The central character in John Irving’s latest book, which was just released in paperback earlier this year, is Billy Abbott, a young bisexual man who falls in love with an older transgendered woman, Mrs. Frost. This coming-of-age story about a teenager’s sexual awakening is peppered with Irving’s usual laugh out loud humor and quirky, offbeat characters. Irving, who identifies as heterosexual, said he spent several years conceptualizing the novel, and drew inspiration from his own bisexual desires as a young adult.

“The Unreal Life of Sergey Nobokov” by Paul Russell

Everyone knows Vladimir Nabokov. He’s the guy who wrote Lolita, the story of the underage sex kitten and the pedophile. But few people know about his gay brother, Sergey. The Unreal Life of Sergey Nabokov is a fictionalized account of the young Russian man’s life, beginning with his troubled childhood, then moving into his sex-crazed, opium-infused young adulthood, before finally ending with his arrest in Berlin, where he is subsequently sent to a concentration camp for being gay.

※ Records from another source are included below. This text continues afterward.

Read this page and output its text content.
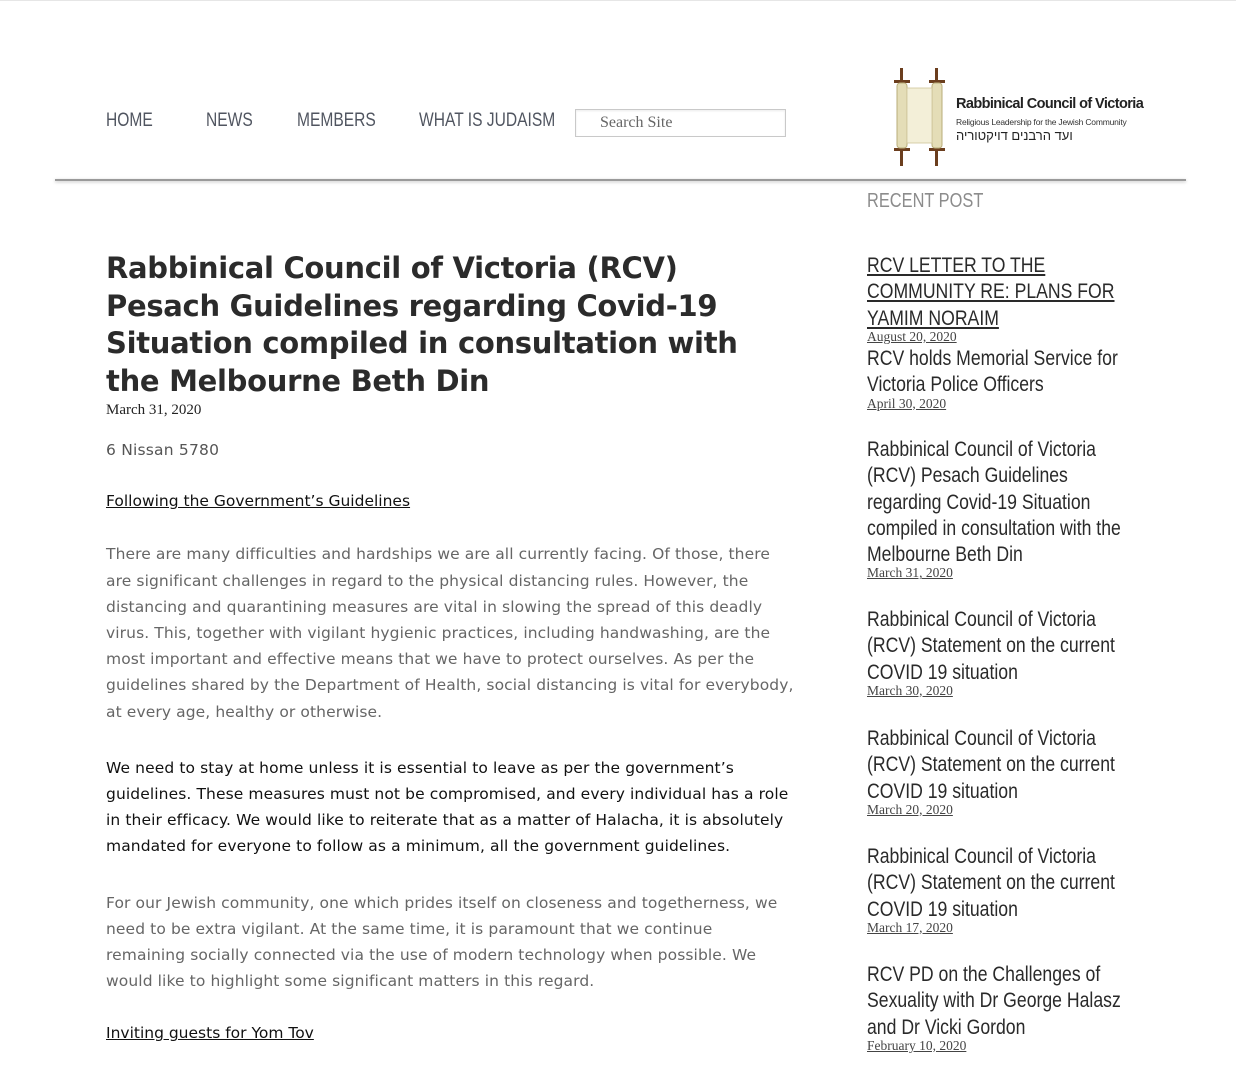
HOME	NEWS MEMBERS WHAT IS JUDAISM
Search Site
Rabbinical Council of Victoria
Religious Leadership for the Jewish Community
ועד הרבנים דויקטוריה
Rabbinical Council of Victoria (RCV) Pesach Guidelines regarding Covid-19 Situation compiled in consultation with the Melbourne Beth Din
March 31, 2020
6 Nissan 5780
Following the Government’s Guidelines

There are many difficulties and hardships we are all currently facing. Of those, there are significant challenges in regard to the physical distancing rules. However, the distancing and quarantining measures are vital in slowing the spread of this deadly virus. This, together with vigilant hygienic practices, including handwashing, are the most important and effective means that we have to protect ourselves. As per the guidelines shared by the Department of Health, social distancing is vital for everybody, at every age, healthy or otherwise.

We need to stay at home unless it is essential to leave as per the government’s guidelines. These measures must not be compromised, and every individual has a role in their efficacy. We would like to reiterate that as a matter of Halacha, it is absolutely mandated for everyone to follow as a minimum, all the government guidelines.

For our Jewish community, one which prides itself on closeness and togetherness, we need to be extra vigilant. At the same time, it is paramount that we continue remaining socially connected via the use of modern technology when possible. We would like to highlight some significant matters in this regard.

Inviting guests for Yom Tov
RECENT POST
RCV LETTER TO THE COMMUNITY RE: PLANS FOR YAMIM NORAIM
August 20, 2020
RCV holds Memorial Service for Victoria Police Officers
April 30, 2020
Rabbinical Council of Victoria (RCV) Pesach Guidelines regarding Covid-19 Situation compiled in consultation with the Melbourne Beth Din
March 31, 2020
Rabbinical Council of Victoria (RCV) Statement on the current COVID 19 situation
March 30, 2020
Rabbinical Council of Victoria (RCV) Statement on the current COVID 19 situation
March 20, 2020
Rabbinical Council of Victoria (RCV) Statement on the current COVID 19 situation
March 17, 2020
RCV PD on the Challenges of Sexuality with Dr George Halasz and Dr Vicki Gordon
February 10, 2020
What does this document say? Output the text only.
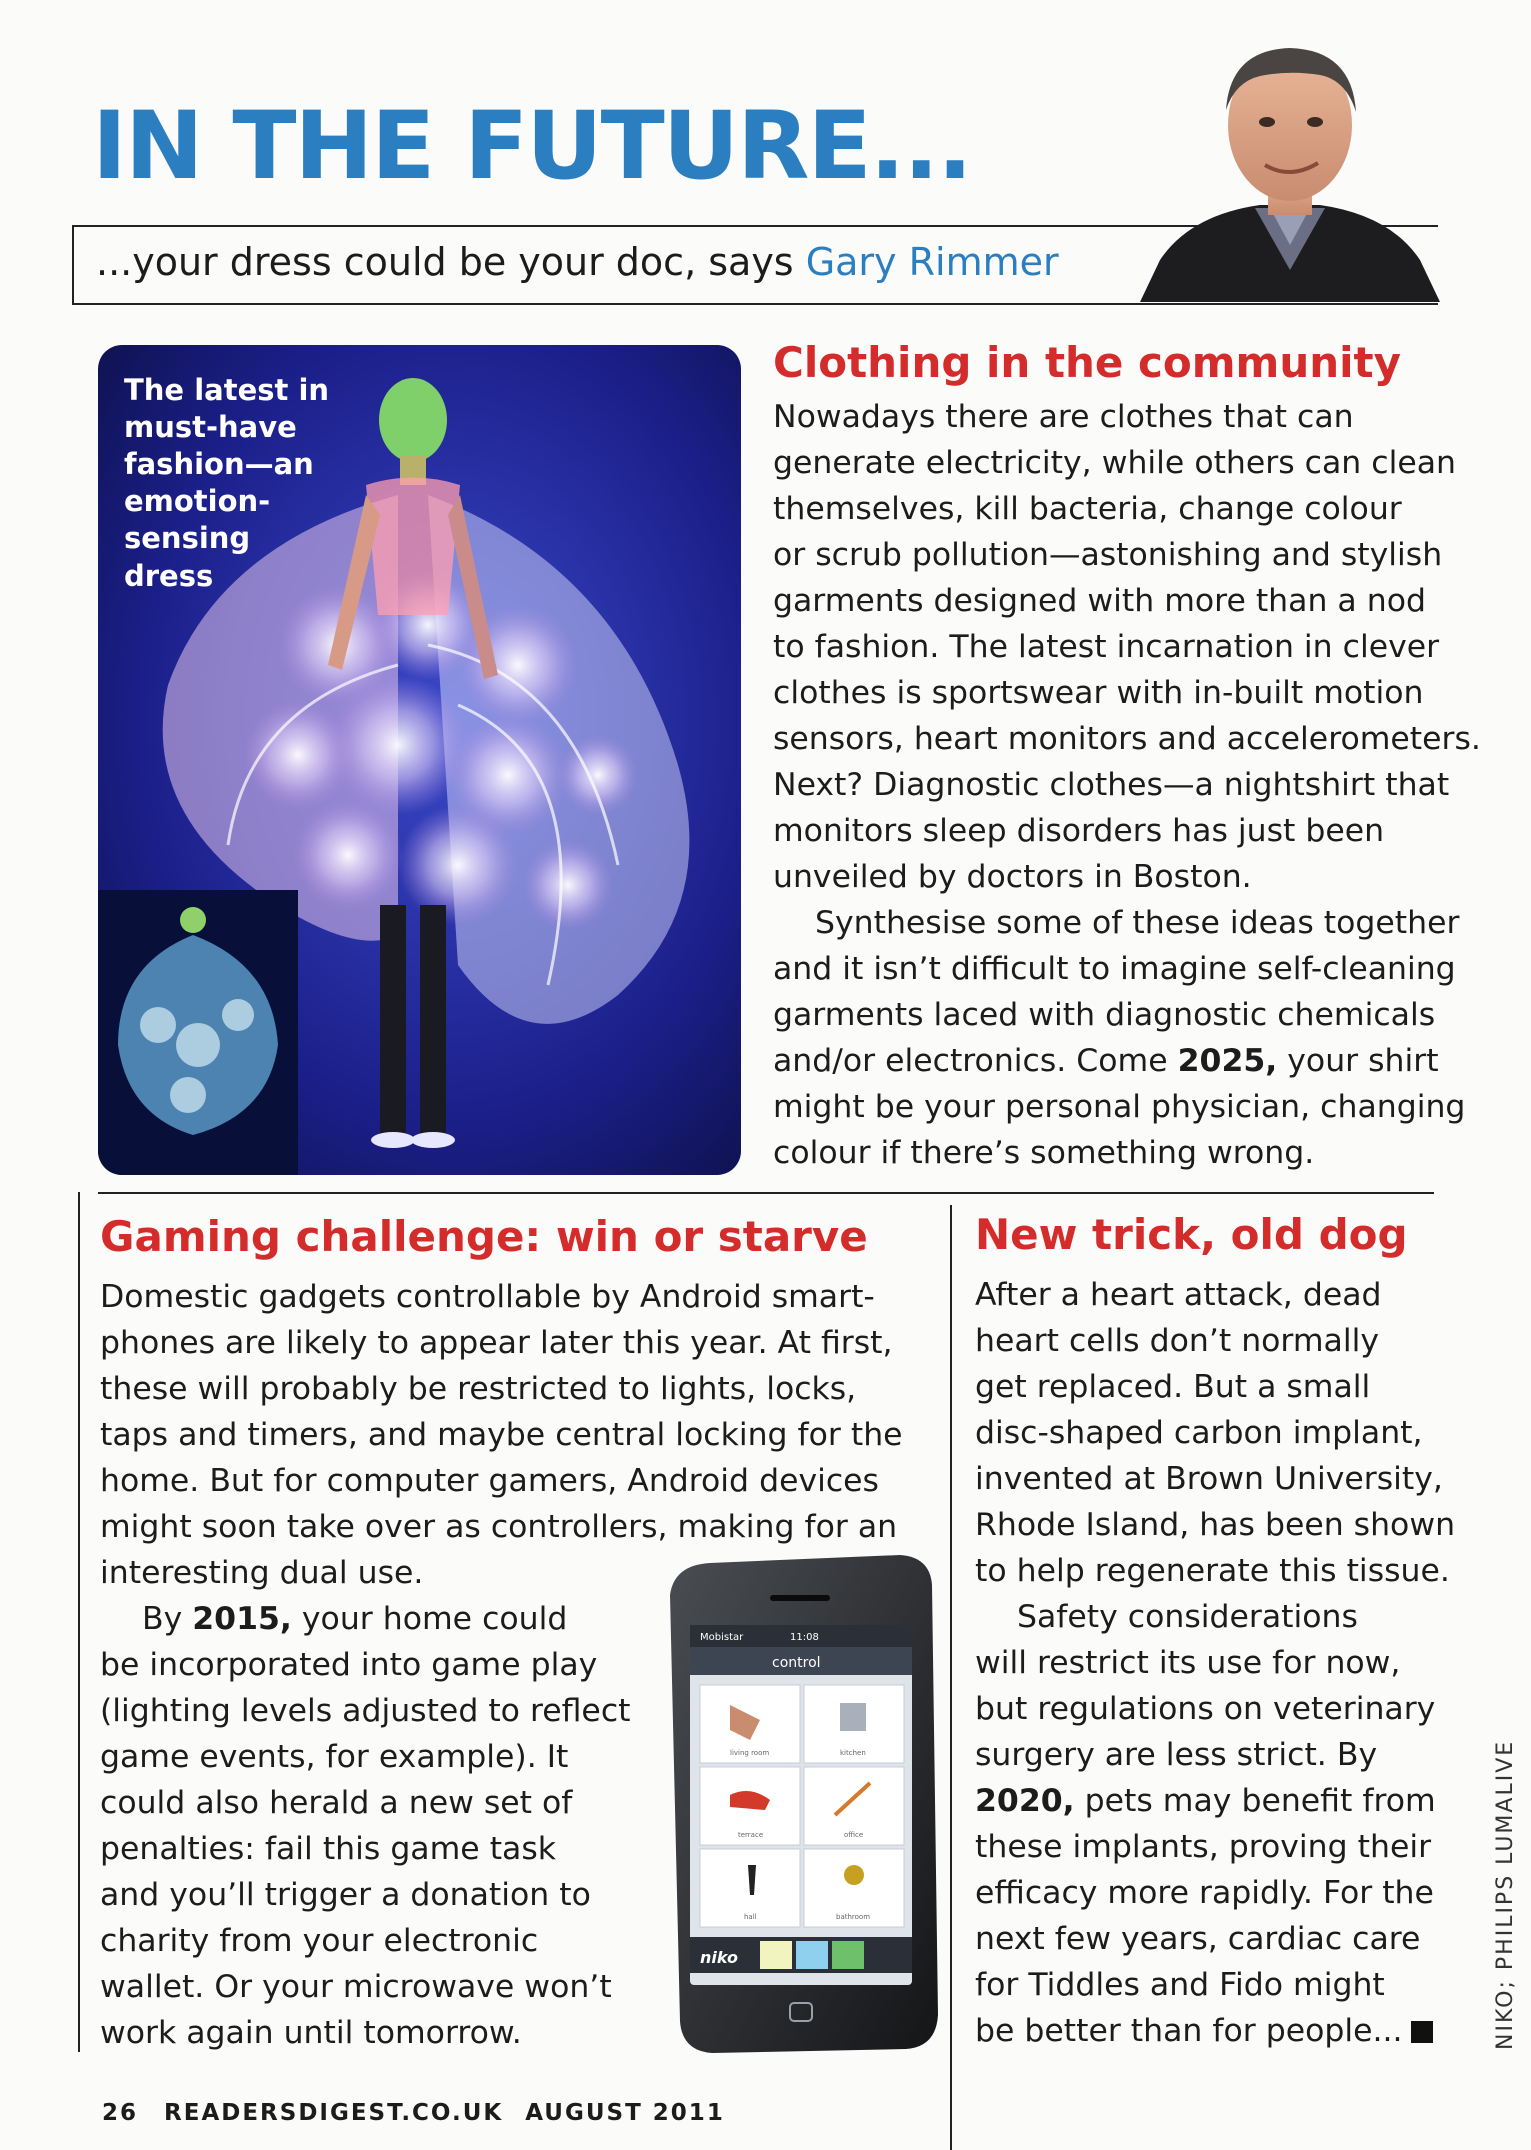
IN THE FUTURE...
...your dress could be your doc, says Gary Rimmer
The latest in
must-have
fashion—an
emotion-
sensing
dress
Clothing in the community

Nowadays there are clothes that can
generate electricity, while others can clean
themselves, kill bacteria, change colour
or scrub pollution—astonishing and stylish
garments designed with more than a nod
to fashion. The latest incarnation in clever
clothes is sportswear with in-built motion
sensors, heart monitors and accelerometers.
Next? Diagnostic clothes—a nightshirt that
monitors sleep disorders has just been
unveiled by doctors in Boston.

Synthesise some of these ideas together
and it isn’t difficult to imagine self-cleaning
garments laced with diagnostic chemicals
and/or electronics. Come 2025, your shirt
might be your personal physician, changing
colour if there’s something wrong.

Gaming challenge: win or starve

Domestic gadgets controllable by Android smart-
phones are likely to appear later this year. At first,
these will probably be restricted to lights, locks,
taps and timers, and maybe central locking for the
home. But for computer gamers, Android devices
might soon take over as controllers, making for an
interesting dual use.

By 2015, your home could
be incorporated into game play
(lighting levels adjusted to reflect
game events, for example). It
could also herald a new set of
penalties: fail this game task
and you’ll trigger a donation to
charity from your electronic
wallet. Or your microwave won’t
work again until tomorrow.

Mobistar	11:08
control
living room	kitchen
terrace	office
hall	bathroom
niko
New trick, old dog

After a heart attack, dead
heart cells don’t normally
get replaced. But a small
disc-shaped carbon implant,
invented at Brown University,
Rhode Island, has been shown
to help regenerate this tissue.

Safety considerations
will restrict its use for now,
but regulations on veterinary
surgery are less strict. By
2020, pets may benefit from
these implants, proving their
efficacy more rapidly. For the
next few years, cardiac care
for Tiddles and Fido might
be better than for people...	NIKO; PHILIPS LUMALIVE
26 READERSDIGEST.CO.UK AUGUST 2011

It sounds heavy, but it’s actually a very well-researched and beautiful book about a homosexual boy who grows into a courageous man.

“The Complete Stories of Truman Capote” by Truman Capote

Modern Library recently released a brand new edition of Truman Capote’s short stories and it’s just divine. If you’re not familiar with the eccentric gay writer’s work, this is a great starting point. The collection features 19 of his best stories, including some that have never been published before. They range from the gothic South to the chic East Coast, from rural children to aging urban sophisticates, and are all told in Capote’s heartfelt but haunting voice.